There are two main incentives for entrepreneurship:
- opportunity—a perceived business opportunity
- necessity—a need to get more income due to job loss or pay cuts.
Examining data from the Global Entrepreneurship Monitor survey and matching that data with locations across the USA, researchers from the University of Missouri Truman School of Public Affairs found that from 2007-2010, the amount of necessity entrepreneurship rose from 16 to 28 percent of total entrepreneurship in the US. So the number of Americans engaging in entrepreneurship has risen significantly, even though the country was entering a depression similar to that of the 1930s. Thomas Johnson, a professor in the MU Truman School of Public Affairs, and co-author of the study, said:
From economic stress, great ideas are born. Many large, profitable businesses have been created due to entrepreneurship during economic downturns. Hopefully that will be the case for this period as well.
Maria Figueroa-Armijos, whose doctoral work comprised the study, agrees:
We’ve seen similar trends occur in past economically slow periods that have led to economic booms. The doldrums in the 1980s led to increased entrepreneurship and the economic growth in the 1990s.

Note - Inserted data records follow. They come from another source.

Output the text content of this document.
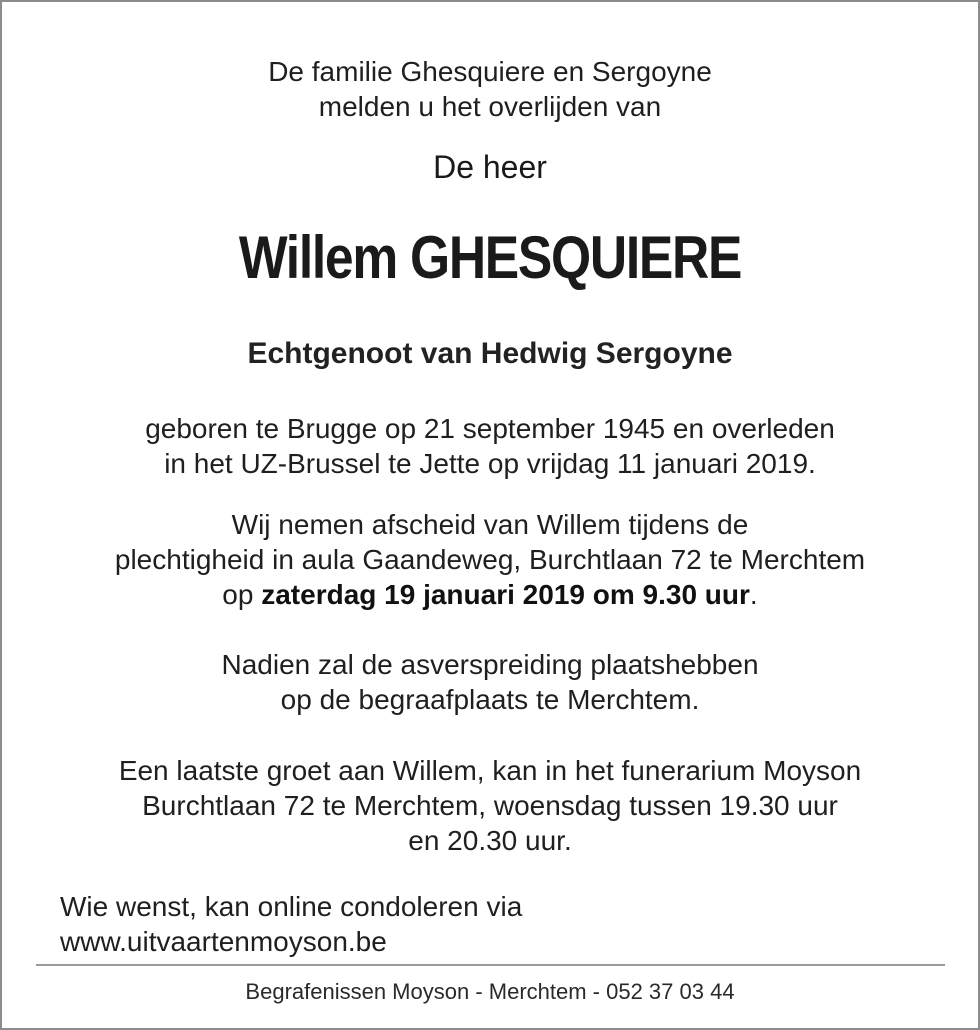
De familie Ghesquiere en Sergoyne
melden u het overlijden van
De heer
Willem GHESQUIERE
Echtgenoot van Hedwig Sergoyne
geboren te Brugge op 21 september 1945 en overleden
in het UZ-Brussel te Jette op vrijdag 11 januari 2019.
Wij nemen afscheid van Willem tijdens de
plechtigheid in aula Gaandeweg, Burchtlaan 72 te Merchtem
op zaterdag 19 januari 2019 om 9.30 uur.
Nadien zal de asverspreiding plaatshebben
op de begraafplaats te Merchtem.
Een laatste groet aan Willem, kan in het funerarium Moyson
Burchtlaan 72 te Merchtem, woensdag tussen 19.30 uur
en 20.30 uur.
Wie wenst, kan online condoleren via
www.uitvaartenmoyson.be
Begrafenissen Moyson - Merchtem - 052 37 03 44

So the trend has potential positives but they can only come to fruition when this increase of necessity driven entrepreneurship is matched by increased support of the entrepreneurs:
Currently, there is much more economic support for opportunity entrepreneurs than for people starting their own businesses out of necessity. With the rise of necessity entrepreneurs during the recession there is obviously a need for more help from lenders and policy makers. These necessity entrepreneurs could create jobs and economic growth for long-term economic prosperity.
Banks at present are hanging on to our money because they can in some magical way make more money by keeping it for dodgy trading than lending it to businesses as they used to. Naked Capitalism reports from the Telegraph that Professor Tim Congdon of International Monetary Research said US bank loans have fallen at an annual pace of almost 14pc in the three months to August—from $7,147bn to $6,886bn.
There has been nothing like this in the USA since the 1930s. The rapid destruction of money balances is madness.
The MU study also found an increase in entrepreneurship among African Americans, and it is certain that upper middle class white bankers will be even more reluctant to lend to descendents of their former slaves than they are to some redneck tea party goer.
Figueroa-Armijos also found that rural entrepreneurship levels have not decreased during the recession, despite previous research showing that rural areas lack the necessary resources for successful entrepreneurism:
These findings offer policy makers an opportunity to permanently increase entrepreneurial involvement of historically under represented groups. Considering the decline of rural populations, rural development strategies must be re-examined. Increased support for “necessity driven” self-employment not only offers a way of improving the incomes of rural residents, but also provides an opportunity to create more overall entrepreneurial activity following the recession.
The federal administration gave the banks trillions of US tax dollars to stop them from failing, so it is time it introduced legally binding obligations for banks to do what entrepreneurial bankers originally conceived them for—to lend money deposited with them to embryonic businesses at interest to get money in circulation again, and not kept for the banksters’ own nefarious purposes. To encourage them, the Fed ought to tax every wired deal—a Robin Hood tax set at a level to make it more profitable for the Banksters to lend money rather than trade it. Naturally, the redneck tea party goer will get what little money is going because he would not want to receive any such “socialist” money. The capitalist banksters like such ironies, and will take every opportunity to kick sand in the faces of those who could do with a little help.